Today marks 30 years since 9-year-old Amber Hagerman was abducted in Arlington, Texas - a tragedy that helped usher in the modern AMBER Alert system used nationwide to help find missing children.
On January 13, 1996, Amber was riding her bicycle with her younger brother near their grandparents’ home in Arlington, in the Dallas-Fort Worth area, when a stranger reportedly grabbed her and forced her into a vehicle. A witness called police, but despite a massive search, Amber was not found alive. Four days later, on January 17, hikers discovered her body in a creek a few miles from the abduction site. Her murder remains unsolved.
The shock of Amber’s death reverberated far beyond North Texas. In the months that followed, local broadcasters, law enforcement and community advocates worked to develop a rapid notification system that could mobilize the public in serious child-abduction cases.
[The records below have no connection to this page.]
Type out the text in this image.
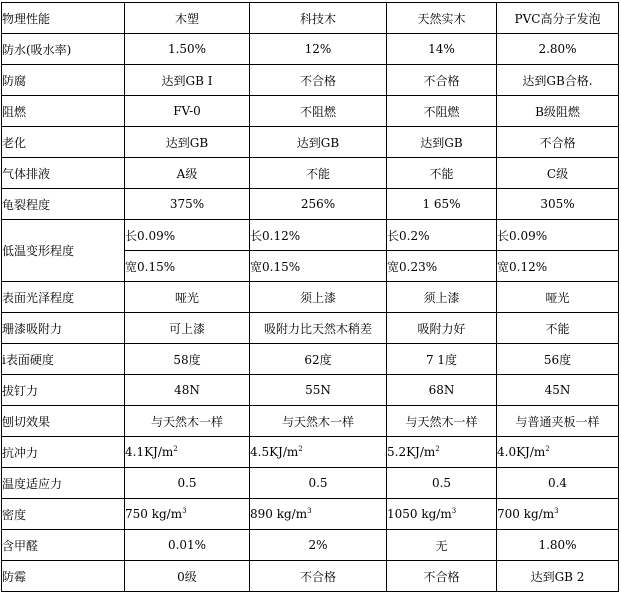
物理性能	木塑	科技木	天然实木	PVC高分子发泡
防水(吸水率)	1.50%	12%	14%	2.80%
防腐	达到GB I	不合格	不合格	达到GB合格.
阻燃	FV-0	不阻燃	不阻燃	B级阻燃
老化	达到GB	达到GB	达到GB	不合格
气体排液	A级	不能	不能	C级
龟裂程度	375%	256%	1 65%	305%
低温变形程度	长0.09%	长0.12%	长0.2%	长0.09%
	宽0.15%	宽0.15%	宽0.23%	宽0.12%
表面光泽程度	哑光	须上漆	须上漆	哑光
珊漆吸附力	可上漆	吸附力比天然木稍差	吸附力好	不能
i表面硬度	58度	62度	7 1度	56度
拔钉力	48N	55N	68N	45N
刨切效果	与天然木一样	与天然木一样	与天然木一样	与普通夹板一样
抗冲力	$4.1KJ/m^2$	$4.5KJ/m^2$	$5.2KJ/m^2$	$4.0KJ/m^2$
温度适应力	0.5	0.5	0.5	0.4
密度	750 $kg/m^3$	890 $kg/m^3$	1050 $kg/m^3$	700 $kg/m^3$
含甲醛	0.01%	2%	无	1.80%
防霉	0级	不合格	不合格	达到GB 2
That effort evolved into the AMBER Alert, named both in memory of Amber and as an acronym for America’s Missing: Broadcast Emergency Response.
The first AMBER Alerts were issued in the Dallas-Fort Worth area in 1996, and similar plans soon spread across the United States and later the world. Today, AMBER Alerts are broadcast through radio, television, highway signs and wireless emergency alerts — tools designed to reach the public quickly during the most critical initial hours of an abduction.
Law enforcement in Arlington and beyond continues to investigate leads in Amber’s case more than three decades later. Her family and community leaders mark this anniversary with remembrance and renewed calls for vigilance and support for missing children and their families.